Tenor Ross Hauck, fresh from recording this very piece with Apollo’s Fire last year, brought warmth and color to “Comfort ye my people,” the second piece of Part I, and the following air “Ev’ry valley shall be exalted” showed lovely blend throughout his range as well a clever and personality-filled delivery of the florid, active line. Kevin Deas’s bass sound was that magical combination of rich, clear, and full that projected well without compromising the quality of a single note, no matter how low or how brief. His first solo piece, “Thus saith the Lord,” was dramatic and powerful, especially when contrasted with the slower “But who may abide” which followed. But it was Part III’s “The trumpet shall sound” which was the highlight of Deas’s performance. Singing from memory, Deas used straight tone to great effect in order to imitate the sound of the trumpet, and executed the grandiose over-dotted rhythms handily. Gary Schutza’s trumpet was suitably glorious with long-breathed lines and crisp, round articulation, becoming the de facto leader of the orchestra as he alternated between a duet with Deas and the eminent voice in the orchestra, even introducing embellishments on the da capo that the orchestra had to imitate.

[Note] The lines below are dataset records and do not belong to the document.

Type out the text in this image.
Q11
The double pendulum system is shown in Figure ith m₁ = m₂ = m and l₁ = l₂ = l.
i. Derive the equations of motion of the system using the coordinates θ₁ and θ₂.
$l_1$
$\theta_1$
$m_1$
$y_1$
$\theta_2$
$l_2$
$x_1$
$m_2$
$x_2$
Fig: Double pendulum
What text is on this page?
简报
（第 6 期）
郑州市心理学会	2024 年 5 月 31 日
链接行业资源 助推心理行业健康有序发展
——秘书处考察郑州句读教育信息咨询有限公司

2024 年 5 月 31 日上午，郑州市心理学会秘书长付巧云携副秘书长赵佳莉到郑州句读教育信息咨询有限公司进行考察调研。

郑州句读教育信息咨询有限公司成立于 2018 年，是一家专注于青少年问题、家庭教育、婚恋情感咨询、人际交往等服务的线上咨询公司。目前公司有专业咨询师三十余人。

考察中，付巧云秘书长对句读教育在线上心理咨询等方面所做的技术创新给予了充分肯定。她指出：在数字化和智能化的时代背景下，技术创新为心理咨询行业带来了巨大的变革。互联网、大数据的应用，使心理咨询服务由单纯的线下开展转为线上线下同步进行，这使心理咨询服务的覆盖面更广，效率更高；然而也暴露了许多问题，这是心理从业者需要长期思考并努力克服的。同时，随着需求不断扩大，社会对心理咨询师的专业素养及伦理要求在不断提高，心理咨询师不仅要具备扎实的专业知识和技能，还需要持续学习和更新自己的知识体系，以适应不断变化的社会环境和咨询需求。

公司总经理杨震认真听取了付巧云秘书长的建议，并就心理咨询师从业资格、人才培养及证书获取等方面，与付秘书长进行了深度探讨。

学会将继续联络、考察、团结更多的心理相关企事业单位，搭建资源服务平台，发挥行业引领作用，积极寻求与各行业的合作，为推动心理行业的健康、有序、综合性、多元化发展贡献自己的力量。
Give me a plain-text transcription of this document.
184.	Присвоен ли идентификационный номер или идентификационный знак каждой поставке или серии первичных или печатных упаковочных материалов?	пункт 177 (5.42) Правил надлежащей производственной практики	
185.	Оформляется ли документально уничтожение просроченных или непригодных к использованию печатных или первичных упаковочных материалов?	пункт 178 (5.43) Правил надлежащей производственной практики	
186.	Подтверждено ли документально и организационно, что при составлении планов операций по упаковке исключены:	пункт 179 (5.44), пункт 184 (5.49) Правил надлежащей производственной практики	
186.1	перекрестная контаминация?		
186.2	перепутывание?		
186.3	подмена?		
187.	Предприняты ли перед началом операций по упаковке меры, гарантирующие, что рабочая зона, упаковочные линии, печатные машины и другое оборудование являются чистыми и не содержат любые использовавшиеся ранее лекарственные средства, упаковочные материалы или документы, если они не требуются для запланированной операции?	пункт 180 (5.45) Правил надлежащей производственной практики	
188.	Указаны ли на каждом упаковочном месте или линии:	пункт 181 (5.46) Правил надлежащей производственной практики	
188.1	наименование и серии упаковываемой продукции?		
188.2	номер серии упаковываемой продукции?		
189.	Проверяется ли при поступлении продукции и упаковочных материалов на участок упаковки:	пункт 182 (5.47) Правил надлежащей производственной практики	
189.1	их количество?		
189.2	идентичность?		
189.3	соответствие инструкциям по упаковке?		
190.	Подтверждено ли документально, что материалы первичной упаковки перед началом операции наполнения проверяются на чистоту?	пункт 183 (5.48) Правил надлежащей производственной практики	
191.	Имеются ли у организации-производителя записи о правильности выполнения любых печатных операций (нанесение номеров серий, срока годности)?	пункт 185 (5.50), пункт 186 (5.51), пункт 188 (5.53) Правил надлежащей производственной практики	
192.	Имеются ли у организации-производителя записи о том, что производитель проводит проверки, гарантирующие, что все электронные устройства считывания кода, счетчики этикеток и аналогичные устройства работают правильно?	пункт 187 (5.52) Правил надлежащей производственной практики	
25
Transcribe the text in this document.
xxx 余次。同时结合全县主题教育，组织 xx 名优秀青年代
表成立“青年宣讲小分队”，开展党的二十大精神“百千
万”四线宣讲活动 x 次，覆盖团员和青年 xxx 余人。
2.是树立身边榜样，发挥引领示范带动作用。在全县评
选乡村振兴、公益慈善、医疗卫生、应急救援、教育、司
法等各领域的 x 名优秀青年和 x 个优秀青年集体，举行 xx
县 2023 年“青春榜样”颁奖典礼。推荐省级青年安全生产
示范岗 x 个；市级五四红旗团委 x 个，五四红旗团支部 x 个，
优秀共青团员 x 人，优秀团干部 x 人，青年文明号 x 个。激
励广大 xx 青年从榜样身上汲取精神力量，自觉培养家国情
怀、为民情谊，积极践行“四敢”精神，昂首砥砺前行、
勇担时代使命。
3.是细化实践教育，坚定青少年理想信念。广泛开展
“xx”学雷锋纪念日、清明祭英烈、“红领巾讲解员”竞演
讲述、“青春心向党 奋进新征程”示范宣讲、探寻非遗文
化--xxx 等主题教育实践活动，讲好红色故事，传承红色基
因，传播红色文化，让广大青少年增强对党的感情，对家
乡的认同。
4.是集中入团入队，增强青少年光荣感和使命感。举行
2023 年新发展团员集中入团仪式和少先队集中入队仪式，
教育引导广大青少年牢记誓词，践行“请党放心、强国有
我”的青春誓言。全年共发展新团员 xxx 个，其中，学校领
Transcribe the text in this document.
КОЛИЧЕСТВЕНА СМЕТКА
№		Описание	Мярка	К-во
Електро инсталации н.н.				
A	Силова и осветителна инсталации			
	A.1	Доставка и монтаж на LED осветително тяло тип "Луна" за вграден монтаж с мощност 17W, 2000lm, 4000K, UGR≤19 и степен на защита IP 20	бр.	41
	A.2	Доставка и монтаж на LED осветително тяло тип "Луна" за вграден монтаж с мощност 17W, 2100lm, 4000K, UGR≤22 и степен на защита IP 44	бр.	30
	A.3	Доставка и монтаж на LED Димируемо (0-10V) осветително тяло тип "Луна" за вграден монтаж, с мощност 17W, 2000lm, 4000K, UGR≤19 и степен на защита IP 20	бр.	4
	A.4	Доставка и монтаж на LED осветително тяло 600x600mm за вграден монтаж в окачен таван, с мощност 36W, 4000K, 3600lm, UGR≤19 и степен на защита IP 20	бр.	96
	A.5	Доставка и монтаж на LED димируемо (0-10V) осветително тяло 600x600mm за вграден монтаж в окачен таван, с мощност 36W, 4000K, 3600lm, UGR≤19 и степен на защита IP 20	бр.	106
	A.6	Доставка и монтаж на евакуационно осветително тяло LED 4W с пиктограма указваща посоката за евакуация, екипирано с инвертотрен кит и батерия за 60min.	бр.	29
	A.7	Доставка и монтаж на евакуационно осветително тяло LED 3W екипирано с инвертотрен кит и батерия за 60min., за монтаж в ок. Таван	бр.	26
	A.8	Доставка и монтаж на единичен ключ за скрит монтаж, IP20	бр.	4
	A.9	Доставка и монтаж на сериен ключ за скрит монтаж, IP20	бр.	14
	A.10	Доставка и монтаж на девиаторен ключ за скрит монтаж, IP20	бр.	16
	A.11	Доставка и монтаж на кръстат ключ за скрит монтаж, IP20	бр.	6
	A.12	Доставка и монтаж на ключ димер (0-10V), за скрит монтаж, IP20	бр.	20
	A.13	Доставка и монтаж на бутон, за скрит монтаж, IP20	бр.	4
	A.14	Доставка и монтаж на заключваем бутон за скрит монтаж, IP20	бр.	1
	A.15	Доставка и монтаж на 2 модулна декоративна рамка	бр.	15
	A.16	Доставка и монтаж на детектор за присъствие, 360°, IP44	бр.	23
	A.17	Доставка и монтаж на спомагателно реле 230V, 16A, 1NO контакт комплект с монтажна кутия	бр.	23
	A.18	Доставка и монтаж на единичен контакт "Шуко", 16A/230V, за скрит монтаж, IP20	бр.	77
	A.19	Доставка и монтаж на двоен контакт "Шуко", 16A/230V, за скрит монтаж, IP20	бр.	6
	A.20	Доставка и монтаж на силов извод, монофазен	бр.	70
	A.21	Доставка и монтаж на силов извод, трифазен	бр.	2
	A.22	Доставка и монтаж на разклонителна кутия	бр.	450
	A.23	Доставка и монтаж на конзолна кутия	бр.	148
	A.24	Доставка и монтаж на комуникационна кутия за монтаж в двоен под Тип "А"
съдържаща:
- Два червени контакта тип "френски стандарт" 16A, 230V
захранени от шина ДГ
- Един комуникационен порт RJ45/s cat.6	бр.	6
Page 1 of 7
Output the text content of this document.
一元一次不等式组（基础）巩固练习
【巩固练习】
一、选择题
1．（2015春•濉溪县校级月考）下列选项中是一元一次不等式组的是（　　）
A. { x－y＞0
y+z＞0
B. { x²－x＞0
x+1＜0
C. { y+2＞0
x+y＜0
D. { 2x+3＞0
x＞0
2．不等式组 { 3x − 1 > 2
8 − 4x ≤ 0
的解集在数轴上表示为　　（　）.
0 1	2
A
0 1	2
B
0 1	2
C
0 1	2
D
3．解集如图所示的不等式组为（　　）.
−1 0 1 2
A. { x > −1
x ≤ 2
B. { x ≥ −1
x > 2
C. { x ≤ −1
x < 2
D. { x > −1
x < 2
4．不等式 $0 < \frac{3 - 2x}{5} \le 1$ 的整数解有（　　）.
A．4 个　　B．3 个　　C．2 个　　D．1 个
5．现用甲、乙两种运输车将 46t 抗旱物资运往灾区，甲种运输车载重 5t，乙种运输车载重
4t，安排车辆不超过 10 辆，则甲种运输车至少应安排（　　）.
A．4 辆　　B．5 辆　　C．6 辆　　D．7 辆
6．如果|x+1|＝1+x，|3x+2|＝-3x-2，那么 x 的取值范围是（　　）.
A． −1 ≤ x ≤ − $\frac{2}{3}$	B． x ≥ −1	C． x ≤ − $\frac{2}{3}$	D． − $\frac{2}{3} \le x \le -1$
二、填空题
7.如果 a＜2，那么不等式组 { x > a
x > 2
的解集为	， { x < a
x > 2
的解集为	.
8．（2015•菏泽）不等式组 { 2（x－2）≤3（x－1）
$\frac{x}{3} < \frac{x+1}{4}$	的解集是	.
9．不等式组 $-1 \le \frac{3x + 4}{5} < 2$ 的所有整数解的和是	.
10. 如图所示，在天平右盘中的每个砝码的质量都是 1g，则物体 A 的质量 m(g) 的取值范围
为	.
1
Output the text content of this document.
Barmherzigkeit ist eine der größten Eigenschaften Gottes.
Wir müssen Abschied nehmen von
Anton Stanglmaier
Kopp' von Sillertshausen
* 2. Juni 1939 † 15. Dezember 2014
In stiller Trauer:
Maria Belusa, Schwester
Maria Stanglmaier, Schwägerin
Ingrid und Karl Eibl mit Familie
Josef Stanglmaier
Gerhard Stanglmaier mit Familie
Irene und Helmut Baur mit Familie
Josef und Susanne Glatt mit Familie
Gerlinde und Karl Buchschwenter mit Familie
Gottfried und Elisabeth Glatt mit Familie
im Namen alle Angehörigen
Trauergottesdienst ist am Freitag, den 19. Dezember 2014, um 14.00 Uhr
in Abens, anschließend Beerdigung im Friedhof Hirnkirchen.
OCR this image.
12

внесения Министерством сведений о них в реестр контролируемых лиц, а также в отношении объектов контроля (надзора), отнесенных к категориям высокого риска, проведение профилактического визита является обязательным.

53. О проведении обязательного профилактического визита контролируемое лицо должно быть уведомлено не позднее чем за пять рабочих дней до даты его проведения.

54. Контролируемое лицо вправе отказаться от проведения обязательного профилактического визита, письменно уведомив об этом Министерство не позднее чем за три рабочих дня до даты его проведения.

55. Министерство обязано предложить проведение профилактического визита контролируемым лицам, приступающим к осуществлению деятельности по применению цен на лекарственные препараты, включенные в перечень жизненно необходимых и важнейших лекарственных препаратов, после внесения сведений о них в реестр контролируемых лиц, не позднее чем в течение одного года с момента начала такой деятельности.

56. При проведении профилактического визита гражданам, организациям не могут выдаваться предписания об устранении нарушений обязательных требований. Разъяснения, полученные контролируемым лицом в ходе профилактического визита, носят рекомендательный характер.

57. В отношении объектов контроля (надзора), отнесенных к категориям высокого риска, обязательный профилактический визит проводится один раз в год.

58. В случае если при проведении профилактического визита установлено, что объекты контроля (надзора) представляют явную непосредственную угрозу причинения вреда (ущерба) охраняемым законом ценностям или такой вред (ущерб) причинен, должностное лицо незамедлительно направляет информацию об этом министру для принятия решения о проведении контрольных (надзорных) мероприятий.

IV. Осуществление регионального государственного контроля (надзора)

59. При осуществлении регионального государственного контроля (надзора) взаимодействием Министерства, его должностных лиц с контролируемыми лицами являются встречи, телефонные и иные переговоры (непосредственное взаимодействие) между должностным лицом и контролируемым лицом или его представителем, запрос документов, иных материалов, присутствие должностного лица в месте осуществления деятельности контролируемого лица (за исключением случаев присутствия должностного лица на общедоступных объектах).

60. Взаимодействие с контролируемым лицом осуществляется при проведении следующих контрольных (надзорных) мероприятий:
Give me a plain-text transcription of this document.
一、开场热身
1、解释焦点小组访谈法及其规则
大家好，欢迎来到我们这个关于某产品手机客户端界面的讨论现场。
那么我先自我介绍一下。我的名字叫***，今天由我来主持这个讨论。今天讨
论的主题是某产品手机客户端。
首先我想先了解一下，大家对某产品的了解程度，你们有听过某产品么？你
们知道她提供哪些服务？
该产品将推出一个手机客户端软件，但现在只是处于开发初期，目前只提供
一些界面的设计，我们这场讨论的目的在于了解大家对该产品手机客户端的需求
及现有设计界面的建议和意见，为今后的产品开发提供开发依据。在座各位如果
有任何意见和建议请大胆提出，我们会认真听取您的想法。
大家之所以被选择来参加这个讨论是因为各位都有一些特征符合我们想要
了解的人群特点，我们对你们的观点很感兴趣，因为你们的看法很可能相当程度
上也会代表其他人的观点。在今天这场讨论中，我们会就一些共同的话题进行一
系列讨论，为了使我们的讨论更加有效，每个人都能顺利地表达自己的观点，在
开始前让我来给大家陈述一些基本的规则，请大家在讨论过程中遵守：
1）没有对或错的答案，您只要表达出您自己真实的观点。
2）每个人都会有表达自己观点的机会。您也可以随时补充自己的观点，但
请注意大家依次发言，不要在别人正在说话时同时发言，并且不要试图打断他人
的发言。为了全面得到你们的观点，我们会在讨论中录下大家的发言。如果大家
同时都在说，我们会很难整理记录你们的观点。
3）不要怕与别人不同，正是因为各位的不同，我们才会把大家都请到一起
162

Alto Kirsten Sollek used her dark sound and crisp diction to be a powerfully emotive storyteller, especially during “He was despised” as Sollek interspersed delicious straight-tone with her resonant sound to create a sense of vulnerability, and then exploded into the fiery second part of the aria with electrifying, surprising energy. Expressiveness was soprano Ava Pine’s most valuable asset throughout her solo performances, especially her gorgeous storytelling of “There were shepherds” which led into the triumphant “Glory to God!” chorus. Pine’s emotional palette and vocal control allowed her to shift from light and coquettish one moment to tender and passionate another, all with highly compelling expression that drew the audience into the story.

I was initially concerned about the chorus movements, since the first few on the program were shakily executed; indeed, “And He shall purify” saw the orchestra chorus separated by a whole beat for about a measure before coordination was regained. This movement and a few other of the Part I choruses suffered from similar issues, with weaker sound on fast running passages leading to a muddy sound and loss of pulse rather than Handel’s intended crisp counterpoint. However, after these moments of disrepair and uncertainty in Part I, the choir seemed to get better and better as they went, with each of the following choruses stronger than the last.

One of the strongest moments of the evening was the long first scene of Part II. Nine pieces are connected by a common story through the text, and the attacca presentation of the pieces during the performance created a wonderfully threaded story. “Surely he hath borne our griefs”/ “And with his stripes” was the best the choir had sounded so far in the evening, creating a beautifully dark sound that not only matched the serious text but also demonstrated an improvement from earlier choruses with its great balance and fullness.

I was sure, as we approached the end of Part II, that I would be the only nerd in the audience to rise excitedly to my feet in keeping with a centuries-old tradition, so you can imagine my delight when the sold-out crowd in Helzberg Hall all stood at the sounding of the familiar opening strains of the “Hallelujah” chorus. The beloved movement was beautifully performed, with the choir executing the complex lines with strong clarity and the orchestra’s agile performance supported by the power of the Casavant organ and joyful timpani and trumpet.

The popularity of “Hallelujah” has led many to assume that it is not only the greatest chorus of Messiah, but also the final one. Alas! A whole Part III follows it, and whether the final chorus “Worthy is the Lamb”/ “Amen” is greater than any other chorus in the piece is up to personal opinion, but I can say for myself that the complexity, grandeur, and emotional triumph of this finale won my heart long ago, and the Kansas City Symphony et al. did not disappoint. Soaring melodies, carefully woven choral lines, and full-for-its-time orchestration brought the night of oratorio to an exhilarating close that satisfied the excitement I always feel when I listen to this true masterpiece.